L’avantage d’une telle mesure est qu’elle interdirait de faire de la politique un métier, ou une «carrière», comme c’est le cas aujourd’hui. Les sociologues de la politique du début du XXe siècle appelés « machiavéliens », Robert Michels, Gaetano Mosca, ou Vilfredo Pareto, ont montré, à la suite des thèses fondamentales de Max Weber sur la professionnalisation de la politique à l’ère démocratique, que le jeu finit par opposer deux « élites»  rivales, en laissant de côté le peuple lui-même, réduit au rôle d’arbitre dérisoire et impuissant.

Ce qui se passe aujourd’hui ? Le peuple est en train de réclamer sa place en politique, c’est-à-dire dans le lieu même où se décident ses propres destinées. Il ne faut donc pas voir dans la critique actuelle de la profession politique par la population un déclin de la passion démocratique mais, au contraire, une nouvelle exigence de cette passion. Il serait grave pour l’avenir d’en laisser le monopole au Front national.

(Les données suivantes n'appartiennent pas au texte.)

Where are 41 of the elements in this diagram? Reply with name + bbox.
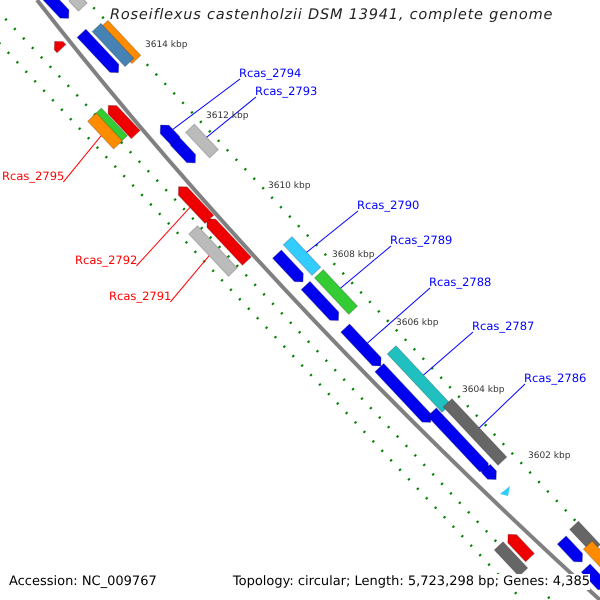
- gene-bar: [386, 345, 452, 413]
- gene-bar: [76, 28, 120, 74]
- leader-line: [423, 332, 474, 376]
- gene-label: Rcas_2793: [255, 84, 318, 98]
- gene-bar: [282, 236, 322, 276]
- gene-label: Rcas_2789: [390, 233, 452, 247]
- tick-label: 3608 kbp: [332, 250, 374, 260]
- tick-label: 3604 kbp: [462, 385, 504, 395]
- leader-line: [478, 384, 526, 428]
- gene-bar: [340, 323, 382, 366]
- leader-line: [172, 78, 240, 130]
- gene-bar: [442, 398, 508, 466]
- tick-label: 3602 kbp: [528, 451, 570, 461]
- gene-bar: [86, 112, 124, 150]
- leader-line: [170, 255, 210, 302]
- gene-label: Rcas_2787: [472, 319, 534, 333]
- gene-label: Rcas_2794: [239, 66, 302, 80]
- tick-label: 3612 kbp: [206, 111, 248, 121]
- title: Roseiflexus castenholzii DSM 13941, complete genome: [110, 8, 554, 22]
- gene-bar: [188, 225, 238, 277]
- genome-info-text: Topology: circular; Length: 5,723,298 bp; Genes: 4,385: [232, 574, 590, 590]
- gene-label: Rcas_2788: [429, 275, 492, 289]
- gene-label: Rcas_2790: [357, 198, 420, 212]
- gene-bar: [314, 268, 358, 316]
- leader-line: [136, 206, 190, 266]
- leader-line: [306, 210, 358, 253]
- gene-bar: [178, 186, 214, 224]
- leader-line: [340, 246, 392, 289]
- gene-label: Rcas_2792: [75, 253, 138, 267]
- gene-label: Rcas_2795: [2, 169, 64, 183]
- leader-line: [206, 96, 256, 138]
- tick-label: 3606 kbp: [396, 318, 438, 328]
- accession-text: Accession: NC_009767: [9, 574, 157, 590]
- tick-label: 3614 kbp: [145, 40, 188, 50]
- tick-label: 3610 kbp: [268, 181, 310, 191]
- gene-bar: [184, 123, 220, 159]
- leader-line: [367, 288, 430, 344]
- leader-line: [62, 135, 102, 182]
- gene-label: Rcas_2791: [109, 289, 172, 303]
- gene-label: Rcas_2786: [524, 371, 586, 385]
- gene-bar: [160, 124, 181, 146]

Après de Gaulle, qui avait justement vu dans le mouvement de 1968 une aspiration à la « participation » des citoyens à la vie politique, Ségolène Royal, lors de sa campagne de 2007, avait fait le même diagnostic. Ce que nous constatons jour après jour, c’est l’appel d’une « démocratie gouvernée » à une « démocratie gouvernante ». Permettez-moi de reprendre ici une formule qui m’est chère : pour que la politique devienne quelque chose pour tous, il faut qu’elle cesse d’être le tout de quelques-uns.